Histology and immunohistochemistry
Tissues were fixed in 4% paraformaldehyde, embedded in OCT, sectioned in 10 μm thicknesses, and stained with hematoxylin and eosin by standard methods. Immunohistochemistry was performed by standard procedures, with rat antimouse CD31 (1:200 dilution; Chemicon International) or rabbit antimouse HIF1α antibody (1:200 dilution; Chemicon International) as the primary antibody. Secondary antibodies included horseradish peroxidase–conjugated goat antirat IgG or antirabbit IgG (Boster BioTec, Wuhan, China). Samples were developed using a standard DAB reagent and were observed under a microscope. Microvessels were counted by different technicians to evaluate density, based on “hot fields,” which showed the most concentrated vessel regions.

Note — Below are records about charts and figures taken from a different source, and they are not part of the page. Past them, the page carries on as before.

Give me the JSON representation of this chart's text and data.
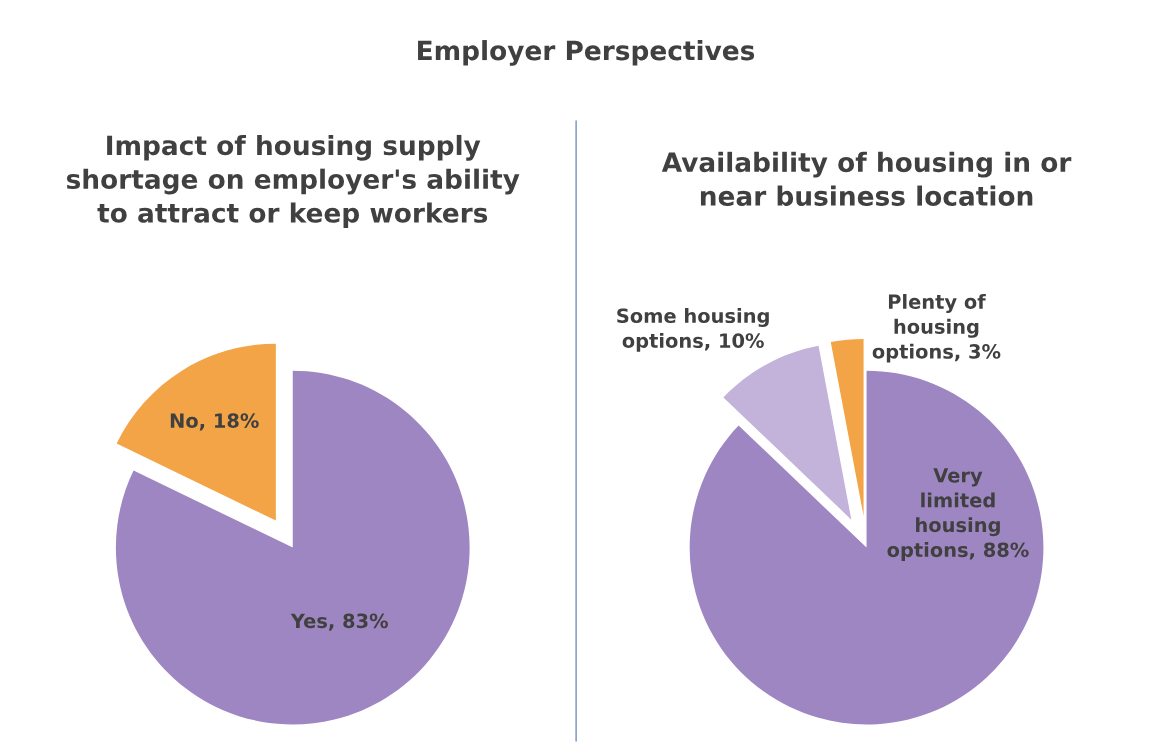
{
  "chart_data": [
    {
      "type": "pie",
      "title": "Impact of housing supply shortage on employer's ability to attract or keep workers",
      "annotations": [
        "Employer Perspectives"
      ],
      "categories": [
        "Yes",
        "No"
      ],
      "values": [
        83,
        18
      ],
      "value_labels": [
        "83%",
        "18%"
      ],
      "colors": [
        "#9e86c2",
        "#f2a446"
      ]
    },
    {
      "type": "pie",
      "title": "Availability of housing in or near business location",
      "categories": [
        "Very limited housing options",
        "Some housing options",
        "Plenty of housing options"
      ],
      "values": [
        88,
        10,
        3
      ],
      "value_labels": [
        "88%",
        "10%",
        "3%"
      ],
      "colors": [
        "#9e86c2",
        "#c3b3da",
        "#f2a446"
      ]
    }
  ]
}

For quantification, pictures were captured and then pixels were counted by Image-Pro Plus 6.0 software (MediaCybernetics Inc., Bethesda, MD).
Statistics
Images were imported into Image Pro Plus 6.0 software, and pixels for each color were analyzed to quantitatively represent positively stained cells. Statistical analysis was performed with the SPSS 12.0 program. Results are expressed as mean ± SD. Comparisons between groups were undertaken using an unpaired Student's t-test. P < 0.05 was considered statistically significant.